Kancil Alit ikut didalam pembicaraan itu, “Jika benar dia seorang bangsawan Putri, apakah kira-kira mungkin Putri Raja Panembahan Senopati?”

“Boleh jadi. Pasti ada maksud-maksud Raja kita dengan memperbolehkan dia ikut didalam perkumpulan sandiwara.”

“Mungkin sang Putri merengek-rengek kepada ayahnya untuk diperbolehkan ikut dalam perkumpulan itu. Menurut orang yang mengetahui, dia memang seorang artis yang berbakat. Jadi keinginannya untuk tampil diatas panggung tidak dapat dibendung.”

Kancil Alit bertanya kembali, “Apakah ada alasan lain? Semisal masalah politik”
“Seorang Putri yang lembut seperti dia, tidaklah mungkin ikut terlibat politik apa lagi suatu bentuk kekerasan.”

Kancil Alit merasa puas dengan keterangan yang mengejutkan, “Boleh jadi, dia adalah Putri dari Raja. Jadi Ayu Sekar, kekasih Ki Ageng Mengir itu adalah anak Raja Panembahan Senopati. Ini sesuatu yang mengejutkan.
Pantas saja mereka menunda peperangan; jadi pastilah mereka sedang memberi kesempatan agar mereka dapat kawin secara resmi.”

Sudah cukup keterangan yang didapat, hanya dari sebuah warung kopi di Kota Gede.
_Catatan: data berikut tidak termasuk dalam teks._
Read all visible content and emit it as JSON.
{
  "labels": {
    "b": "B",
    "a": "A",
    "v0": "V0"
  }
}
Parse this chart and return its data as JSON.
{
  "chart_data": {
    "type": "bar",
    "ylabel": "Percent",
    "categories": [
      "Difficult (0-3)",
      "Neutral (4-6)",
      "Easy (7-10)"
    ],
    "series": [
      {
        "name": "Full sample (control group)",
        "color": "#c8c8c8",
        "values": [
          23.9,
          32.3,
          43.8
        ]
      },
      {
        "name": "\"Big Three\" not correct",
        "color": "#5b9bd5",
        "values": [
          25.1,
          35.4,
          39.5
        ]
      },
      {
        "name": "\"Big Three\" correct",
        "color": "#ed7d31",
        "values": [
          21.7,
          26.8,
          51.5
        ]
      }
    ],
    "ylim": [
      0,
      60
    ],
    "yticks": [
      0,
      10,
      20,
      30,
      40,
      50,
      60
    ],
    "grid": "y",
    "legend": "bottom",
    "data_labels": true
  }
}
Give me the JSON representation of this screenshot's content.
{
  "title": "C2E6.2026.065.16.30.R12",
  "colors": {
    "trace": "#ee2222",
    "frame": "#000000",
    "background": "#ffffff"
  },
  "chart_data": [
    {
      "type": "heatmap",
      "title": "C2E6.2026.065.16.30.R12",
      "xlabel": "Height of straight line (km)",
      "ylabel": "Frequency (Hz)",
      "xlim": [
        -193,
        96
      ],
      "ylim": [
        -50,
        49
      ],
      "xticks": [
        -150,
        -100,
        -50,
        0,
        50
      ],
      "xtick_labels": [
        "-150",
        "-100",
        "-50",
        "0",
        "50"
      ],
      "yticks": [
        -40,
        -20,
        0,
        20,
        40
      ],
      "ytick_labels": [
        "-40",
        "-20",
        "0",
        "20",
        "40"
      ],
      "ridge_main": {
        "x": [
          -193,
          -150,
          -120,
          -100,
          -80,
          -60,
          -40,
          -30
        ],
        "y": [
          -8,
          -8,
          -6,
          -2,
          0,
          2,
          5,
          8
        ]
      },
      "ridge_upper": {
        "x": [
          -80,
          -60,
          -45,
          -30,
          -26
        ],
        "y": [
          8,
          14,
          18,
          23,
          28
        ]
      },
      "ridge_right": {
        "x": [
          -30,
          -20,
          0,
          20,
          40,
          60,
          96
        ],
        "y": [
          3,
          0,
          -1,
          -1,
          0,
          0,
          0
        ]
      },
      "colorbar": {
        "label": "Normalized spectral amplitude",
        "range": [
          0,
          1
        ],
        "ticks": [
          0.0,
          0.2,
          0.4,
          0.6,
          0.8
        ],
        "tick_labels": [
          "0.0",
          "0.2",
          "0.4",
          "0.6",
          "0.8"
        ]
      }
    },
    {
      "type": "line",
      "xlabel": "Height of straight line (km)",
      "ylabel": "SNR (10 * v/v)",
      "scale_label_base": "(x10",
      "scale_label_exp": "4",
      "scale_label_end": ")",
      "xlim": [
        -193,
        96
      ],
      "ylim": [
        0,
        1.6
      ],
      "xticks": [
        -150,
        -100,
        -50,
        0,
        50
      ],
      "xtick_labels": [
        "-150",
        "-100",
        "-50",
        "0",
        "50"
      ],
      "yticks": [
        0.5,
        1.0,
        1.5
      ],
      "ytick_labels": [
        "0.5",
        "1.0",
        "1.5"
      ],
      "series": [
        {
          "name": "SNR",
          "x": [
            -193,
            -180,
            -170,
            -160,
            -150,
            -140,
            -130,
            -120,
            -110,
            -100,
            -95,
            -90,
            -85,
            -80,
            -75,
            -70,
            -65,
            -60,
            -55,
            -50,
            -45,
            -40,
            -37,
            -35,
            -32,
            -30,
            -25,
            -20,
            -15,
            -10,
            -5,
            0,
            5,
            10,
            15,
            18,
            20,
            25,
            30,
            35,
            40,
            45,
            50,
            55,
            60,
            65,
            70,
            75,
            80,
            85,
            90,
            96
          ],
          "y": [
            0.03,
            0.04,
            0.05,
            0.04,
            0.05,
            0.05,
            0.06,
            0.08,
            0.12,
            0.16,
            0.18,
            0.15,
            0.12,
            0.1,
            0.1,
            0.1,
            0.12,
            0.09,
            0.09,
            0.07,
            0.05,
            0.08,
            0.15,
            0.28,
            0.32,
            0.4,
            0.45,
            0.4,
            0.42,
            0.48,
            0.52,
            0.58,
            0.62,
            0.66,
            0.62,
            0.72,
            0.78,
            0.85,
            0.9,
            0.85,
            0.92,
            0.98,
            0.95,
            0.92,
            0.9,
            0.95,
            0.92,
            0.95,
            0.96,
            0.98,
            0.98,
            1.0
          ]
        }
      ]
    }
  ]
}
Maka Kancil Alit dan kawn-kawannya pulang kembali ke Mengir.


Bab 4

Ki Ageng Mengir mendapat kesempatan untuk dekat dan merayu kekasihnya. Sementara Ayu Sekar melihat Ki Ageng Mengir sebagai seorang laki-laki yang benar-benar mencintai dengan cinta murni.

Untuk sementara, Ayu Sekar merasa aman selama rahasia penyamarannya belum terkuak oleh seseorang. Tetapi Ayu Sekar ikut hadir pada rapat perang yang terakhir. Jadi, dia tau bahwa Ki Kancil Alit sedang pergi ke Kota Gede mencari informasi tentang penundaan perang, tetapi juga terkait informasi tentang dirinya.
Jika Ki Kancil Alit pulang, maka akan tamatlah riwayatnya karena terkuak sudah penyamarannya.

Nasib Ayu sekarang tergantung pada cinta murni Ki Ageng Mengir; mudah-mudahan Ki Ageng Mengir mempunyai rasa cinta yang lebih besar daripada rasa benci kepada musuhnya dan Putri musuhnya. Sehingga dia tidak sampai hati untuk membunuh kekasihnya.